Raba's enquiries also require us to look at how we view the world. “Did you look beneath the surface? Did you ponder the inner meaning of what you saw?” In the last 12 months, how many of us missed a turn that we take every day because we were just floating on our routes home not really taking notice of the streets we were passing? How many times are we preoccupied to the extent that we don't notice the flowers that have bloomed or the season that is changing? Have we been too tired, or too busy, to stand at the end of the driveway and chat with our neighbors? What does it mean to look beneath the surface and ponder? I believe it will mean something different for each of us. For some it will mean taking time to mark the passage of time instead of just letting it happen.

If we look at those first four questions together, I think there is a common theme…no matter what conclusion we each come to as we try to answer their demands…in one way or another…these questions address actions. Honesty in business…study…taking time to be reflective…pondering…these are all things we can push ourselves to do by altering the way we operate. We can be honest in business if we are not. We can take time to study if we don't already. We can be reflective and look beneath the surface if we slow down. And we can ponder that which we see. The last question Raba asks us is different. He asks us, “Did you live with Hope.” The nature of this question is entirely different. It seems to demand a way of thinking…a disposition…an optimism of sorts…does it not? Today was September 11. I know each person here was aware of that. It has been three years since those airplanes did their damage. Raba asks us, “Have you lived with hope?” What does it mean to live with hope? Again for all of us it will mean something different. For some it will mean living with the hope that we won't have another September 11. The world for so many of us is a different place than it was just a few years ago. How can we try to live with more hope? The headlines in the paper all week have emphasized that people want to mark September 11 by living as normally as possible.

Governor Pawlenty has ordered the flags to be flown at half-staff. But as we looked around today, life was pretty normal. Children became Bar and Bat Mitzvah…people spent Shabbat with their families going to synagogue, having a meal, going to parks, walking around the lakes, and enjoying the last few days of nice weather. I believe that Raba means to teach us with his 5th question that hope can be more than just a wish or a thought. Hope can be an action just like the other four questions.

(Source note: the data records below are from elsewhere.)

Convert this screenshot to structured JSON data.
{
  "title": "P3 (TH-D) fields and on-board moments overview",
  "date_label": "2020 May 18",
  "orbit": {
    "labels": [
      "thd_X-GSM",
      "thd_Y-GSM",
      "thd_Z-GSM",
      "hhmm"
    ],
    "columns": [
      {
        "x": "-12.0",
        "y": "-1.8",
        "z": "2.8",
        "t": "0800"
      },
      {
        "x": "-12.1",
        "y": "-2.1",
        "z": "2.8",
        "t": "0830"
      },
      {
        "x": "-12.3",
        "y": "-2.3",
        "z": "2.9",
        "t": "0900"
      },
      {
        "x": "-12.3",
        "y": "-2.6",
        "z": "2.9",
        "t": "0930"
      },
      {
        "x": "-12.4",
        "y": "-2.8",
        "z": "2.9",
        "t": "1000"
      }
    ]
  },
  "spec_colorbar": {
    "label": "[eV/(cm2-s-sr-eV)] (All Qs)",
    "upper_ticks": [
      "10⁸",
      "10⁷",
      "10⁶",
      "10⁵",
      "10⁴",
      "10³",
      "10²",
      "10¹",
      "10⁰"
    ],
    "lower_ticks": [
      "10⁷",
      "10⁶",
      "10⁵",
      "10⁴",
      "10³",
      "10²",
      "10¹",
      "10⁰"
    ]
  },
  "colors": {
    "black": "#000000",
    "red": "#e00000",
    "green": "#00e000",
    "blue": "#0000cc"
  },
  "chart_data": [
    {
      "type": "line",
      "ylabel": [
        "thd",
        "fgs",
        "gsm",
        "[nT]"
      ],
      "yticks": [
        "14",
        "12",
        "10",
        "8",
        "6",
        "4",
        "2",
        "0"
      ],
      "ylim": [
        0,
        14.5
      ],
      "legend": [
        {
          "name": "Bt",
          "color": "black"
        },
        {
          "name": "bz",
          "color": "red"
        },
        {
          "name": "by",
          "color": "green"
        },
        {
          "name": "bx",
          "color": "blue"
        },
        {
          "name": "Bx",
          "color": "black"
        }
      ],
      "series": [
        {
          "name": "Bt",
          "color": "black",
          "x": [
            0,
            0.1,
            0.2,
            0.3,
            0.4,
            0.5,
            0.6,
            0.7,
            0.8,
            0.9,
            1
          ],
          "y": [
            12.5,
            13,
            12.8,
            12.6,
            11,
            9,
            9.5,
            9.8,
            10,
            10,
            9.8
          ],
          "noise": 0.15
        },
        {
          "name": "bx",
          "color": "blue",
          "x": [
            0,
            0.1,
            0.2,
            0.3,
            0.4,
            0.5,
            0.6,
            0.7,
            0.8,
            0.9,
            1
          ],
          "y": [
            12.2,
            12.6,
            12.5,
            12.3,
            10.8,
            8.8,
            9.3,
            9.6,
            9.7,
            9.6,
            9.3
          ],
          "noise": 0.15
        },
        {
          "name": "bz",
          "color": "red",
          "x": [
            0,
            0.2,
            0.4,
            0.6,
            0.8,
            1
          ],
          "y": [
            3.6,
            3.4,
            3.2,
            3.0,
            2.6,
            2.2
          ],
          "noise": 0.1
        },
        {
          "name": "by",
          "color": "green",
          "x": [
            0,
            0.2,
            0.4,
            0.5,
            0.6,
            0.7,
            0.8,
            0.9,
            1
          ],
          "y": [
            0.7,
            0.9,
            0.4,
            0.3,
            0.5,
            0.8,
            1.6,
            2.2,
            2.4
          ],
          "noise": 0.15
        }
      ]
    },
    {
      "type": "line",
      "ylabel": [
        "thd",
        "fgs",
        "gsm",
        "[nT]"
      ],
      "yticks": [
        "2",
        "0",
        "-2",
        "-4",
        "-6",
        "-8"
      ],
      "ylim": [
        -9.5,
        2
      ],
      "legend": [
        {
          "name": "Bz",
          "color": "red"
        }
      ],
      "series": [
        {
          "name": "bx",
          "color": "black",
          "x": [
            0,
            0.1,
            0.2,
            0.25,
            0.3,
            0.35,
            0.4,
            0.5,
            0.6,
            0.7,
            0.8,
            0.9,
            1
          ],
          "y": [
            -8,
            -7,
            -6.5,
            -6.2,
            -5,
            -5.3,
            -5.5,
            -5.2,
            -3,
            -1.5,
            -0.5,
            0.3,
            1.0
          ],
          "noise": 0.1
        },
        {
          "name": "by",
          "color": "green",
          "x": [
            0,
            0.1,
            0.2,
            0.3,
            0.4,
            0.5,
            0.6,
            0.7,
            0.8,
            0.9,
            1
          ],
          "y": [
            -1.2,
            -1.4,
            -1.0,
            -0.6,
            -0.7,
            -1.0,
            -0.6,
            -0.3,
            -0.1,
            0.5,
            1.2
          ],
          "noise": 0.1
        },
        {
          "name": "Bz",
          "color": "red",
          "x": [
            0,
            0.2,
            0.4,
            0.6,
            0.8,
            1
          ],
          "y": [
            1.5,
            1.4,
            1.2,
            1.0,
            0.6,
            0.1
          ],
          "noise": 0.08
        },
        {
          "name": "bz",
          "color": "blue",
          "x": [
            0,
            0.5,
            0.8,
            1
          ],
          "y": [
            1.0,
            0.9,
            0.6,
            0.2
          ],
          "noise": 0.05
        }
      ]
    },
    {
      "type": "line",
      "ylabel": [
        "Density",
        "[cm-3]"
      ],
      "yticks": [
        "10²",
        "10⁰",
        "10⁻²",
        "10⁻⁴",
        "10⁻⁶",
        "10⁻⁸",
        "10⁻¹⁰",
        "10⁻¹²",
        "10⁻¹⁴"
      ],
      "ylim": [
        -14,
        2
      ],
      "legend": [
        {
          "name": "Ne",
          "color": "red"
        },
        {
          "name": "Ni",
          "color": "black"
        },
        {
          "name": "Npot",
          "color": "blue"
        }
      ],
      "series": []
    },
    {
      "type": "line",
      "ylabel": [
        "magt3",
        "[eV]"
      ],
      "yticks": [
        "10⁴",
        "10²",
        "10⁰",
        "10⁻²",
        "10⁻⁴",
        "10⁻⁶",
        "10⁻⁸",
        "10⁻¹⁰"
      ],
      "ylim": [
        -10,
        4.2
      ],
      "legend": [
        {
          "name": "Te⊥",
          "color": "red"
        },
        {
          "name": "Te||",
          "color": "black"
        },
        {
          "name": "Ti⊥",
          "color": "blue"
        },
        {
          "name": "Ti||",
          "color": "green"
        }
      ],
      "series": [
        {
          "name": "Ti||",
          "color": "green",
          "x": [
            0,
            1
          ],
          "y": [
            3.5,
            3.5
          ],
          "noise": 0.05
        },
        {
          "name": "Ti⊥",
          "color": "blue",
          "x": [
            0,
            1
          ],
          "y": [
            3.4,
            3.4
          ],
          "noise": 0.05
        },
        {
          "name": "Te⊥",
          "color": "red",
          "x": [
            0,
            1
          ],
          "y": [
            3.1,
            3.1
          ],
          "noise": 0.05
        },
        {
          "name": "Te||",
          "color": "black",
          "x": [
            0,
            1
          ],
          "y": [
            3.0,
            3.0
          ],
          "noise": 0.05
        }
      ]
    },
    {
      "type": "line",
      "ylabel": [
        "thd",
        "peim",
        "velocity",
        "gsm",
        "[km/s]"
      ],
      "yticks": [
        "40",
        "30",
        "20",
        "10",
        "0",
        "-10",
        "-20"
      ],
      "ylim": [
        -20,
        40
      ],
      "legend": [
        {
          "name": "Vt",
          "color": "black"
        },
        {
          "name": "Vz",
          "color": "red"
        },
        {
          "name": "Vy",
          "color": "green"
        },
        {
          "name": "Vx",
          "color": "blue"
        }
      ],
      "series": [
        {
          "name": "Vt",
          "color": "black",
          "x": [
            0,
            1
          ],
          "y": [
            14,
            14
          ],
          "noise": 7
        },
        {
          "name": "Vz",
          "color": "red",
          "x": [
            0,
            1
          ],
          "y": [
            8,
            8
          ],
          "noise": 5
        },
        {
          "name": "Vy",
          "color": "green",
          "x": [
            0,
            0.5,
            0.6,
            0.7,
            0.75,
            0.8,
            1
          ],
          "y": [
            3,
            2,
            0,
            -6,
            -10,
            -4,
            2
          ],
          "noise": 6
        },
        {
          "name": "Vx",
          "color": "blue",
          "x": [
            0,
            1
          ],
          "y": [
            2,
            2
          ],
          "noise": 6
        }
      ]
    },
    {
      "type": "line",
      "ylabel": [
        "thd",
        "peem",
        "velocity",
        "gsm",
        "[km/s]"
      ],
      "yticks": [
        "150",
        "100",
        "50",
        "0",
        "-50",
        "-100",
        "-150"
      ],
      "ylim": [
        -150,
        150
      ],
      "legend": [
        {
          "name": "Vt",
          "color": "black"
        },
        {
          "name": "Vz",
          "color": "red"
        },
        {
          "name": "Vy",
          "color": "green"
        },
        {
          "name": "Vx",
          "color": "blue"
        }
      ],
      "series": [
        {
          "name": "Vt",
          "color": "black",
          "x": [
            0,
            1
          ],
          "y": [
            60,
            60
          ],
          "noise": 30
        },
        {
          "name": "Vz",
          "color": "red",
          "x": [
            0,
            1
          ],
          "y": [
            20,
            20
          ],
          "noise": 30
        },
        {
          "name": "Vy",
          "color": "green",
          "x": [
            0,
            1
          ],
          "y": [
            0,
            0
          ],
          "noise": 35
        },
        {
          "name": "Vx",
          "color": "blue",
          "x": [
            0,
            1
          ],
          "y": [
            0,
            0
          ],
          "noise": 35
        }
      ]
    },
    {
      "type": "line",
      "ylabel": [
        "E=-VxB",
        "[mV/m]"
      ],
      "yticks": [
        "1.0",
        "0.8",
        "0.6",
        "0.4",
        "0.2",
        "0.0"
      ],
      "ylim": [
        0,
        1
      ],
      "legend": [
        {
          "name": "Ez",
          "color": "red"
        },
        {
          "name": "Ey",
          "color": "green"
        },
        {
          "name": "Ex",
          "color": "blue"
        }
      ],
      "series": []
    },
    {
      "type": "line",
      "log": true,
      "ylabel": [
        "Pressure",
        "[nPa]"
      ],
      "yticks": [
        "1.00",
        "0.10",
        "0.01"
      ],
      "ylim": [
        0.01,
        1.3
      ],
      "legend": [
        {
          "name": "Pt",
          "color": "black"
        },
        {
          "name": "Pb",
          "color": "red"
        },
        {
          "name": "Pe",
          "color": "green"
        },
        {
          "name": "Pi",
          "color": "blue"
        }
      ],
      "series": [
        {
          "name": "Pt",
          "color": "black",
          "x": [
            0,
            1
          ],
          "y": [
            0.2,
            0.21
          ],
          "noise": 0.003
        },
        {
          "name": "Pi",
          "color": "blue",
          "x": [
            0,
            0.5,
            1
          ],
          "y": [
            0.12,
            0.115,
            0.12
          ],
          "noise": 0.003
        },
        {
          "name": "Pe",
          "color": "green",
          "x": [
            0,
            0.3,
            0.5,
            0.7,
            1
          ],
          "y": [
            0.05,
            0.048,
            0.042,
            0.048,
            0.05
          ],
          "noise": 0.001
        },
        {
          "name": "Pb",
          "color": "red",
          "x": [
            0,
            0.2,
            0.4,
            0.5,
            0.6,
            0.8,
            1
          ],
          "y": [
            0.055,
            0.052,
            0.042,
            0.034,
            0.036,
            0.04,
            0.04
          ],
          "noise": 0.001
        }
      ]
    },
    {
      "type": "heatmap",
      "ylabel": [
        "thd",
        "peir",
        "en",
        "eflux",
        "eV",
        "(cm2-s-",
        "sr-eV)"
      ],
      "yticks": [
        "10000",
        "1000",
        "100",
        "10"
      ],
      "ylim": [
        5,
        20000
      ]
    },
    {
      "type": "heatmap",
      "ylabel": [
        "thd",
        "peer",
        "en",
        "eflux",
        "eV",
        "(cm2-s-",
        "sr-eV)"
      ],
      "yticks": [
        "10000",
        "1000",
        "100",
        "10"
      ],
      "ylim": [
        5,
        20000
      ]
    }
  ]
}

Living with hope means living in a way that shows those who wish to cause us harm that we live with certain values and that we will continue to live those values and teach them to our children. Hope means that we can still send our kids out into the yard to play with friends and hope means that they can ride to their bikes to the park and it will be OK. Living with hope means that we can stand up and proudly shout our support for Israel. Living with hope means that after 350 years of helping to build this country and this way of life, the Jewish community will still be here reviewing our year together this time next year…and the next year…and the next.

Raba asks us important questions…I hope that each of us has the courage to think about the answers honestly. When we have done that, we will be ready to open our hearts to the Days of Awe. May we have the strength and the courage to ask the hard questions in this season of vulnerability and reflection. May we each in the coming year be honest in our business and spend time studying. May we each look beneath the surface and ponder the meaning of what we see. And may God give us the ability to live with hope.

Ken Yehi Razon. May this be God's will.